A tool that makes creating text-to-speech corpora fairly easy. It was developed and tested under Windows, I heard that the GUI backend might be a little more difficult to install on other systems. There is an example setup that I used myself called ExampleCorpus. It uses a subset of the prompts of the preview of the second iteration of the Thorsten corpus.
- Create an environment (here shown with conda as example)
conda create --prefix ./conda_venv --no-default-packages python=3.10
- Install dependencies:
pip install --no-cache-dir -r requirements.txt
To start a new corpus, create a directory inside the Corpora
directory and give it the name you desire. In this
directory, create a file called prompts.txt
, which should contain one utterance per line. Update
the current_corpus_name
property of the parameters.py
file. You should update the other settings as well, while you
are there.
To record a corpus, run CorpusCreator.py
. If you started on it in a prior session, it will load and continue where you
left off. If you start it for the first time, it will create the file that maps prompts to audios and begin with the
first prompt. A window will open up, which is controlled by keybinds only.
The window will display a sentence. When you are ready, press and hold [CTRL]. While that key is pressed, your microphone will record. After you release the key, the recording is done, the audio will be saved, and the lookup will be updated. Then the next datapoint will be loaded. Then you can record again with [CTRL]. If you are not happy with a recording, you can press [ALT] to go back to the last prompt and overwrite the last one you recorded. You can go back multiple steps, but you have to re-record all the ones you are going back over. When you are done with a session, press [ESC] to exit the program safely.
The format of the corpus is close to LJSpeech style, however it assumes the texts are normalized already.
The recordings are done in 48kHz by default, since they can always be downsampled afterwards, and that should be enough for TTS. For prosodically standard speech, even 16kHz is enough in my opinion. You can do super-resolution with a vocoder.
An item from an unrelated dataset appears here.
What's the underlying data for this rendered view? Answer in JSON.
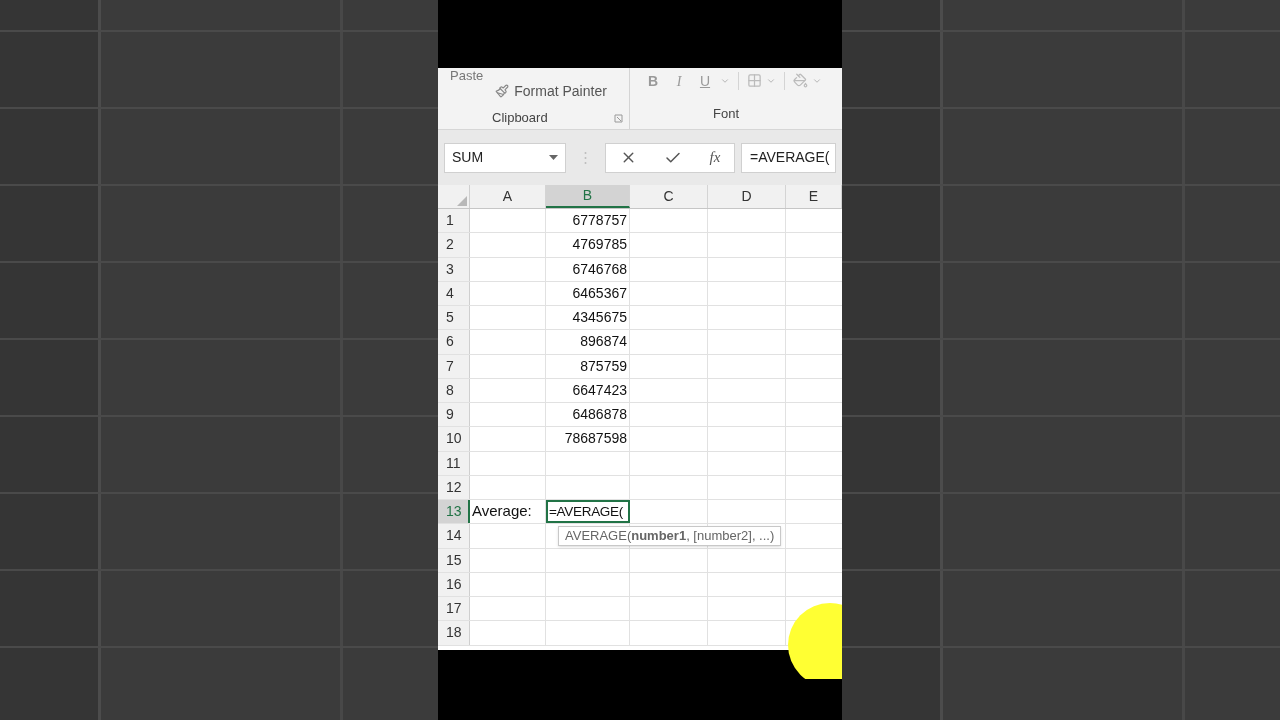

A bit of signal processing is applied to get a uniform loudness and silences are automatically removed from beginning
and end. Depending on your microphone, you might want to tweak some settings in the code. Just record a few samples and
see if they are fine before committing to something big. Unprocessed audio is also saved in the unprocessed
subfolder that
will be created in the corpus directory when you run it first.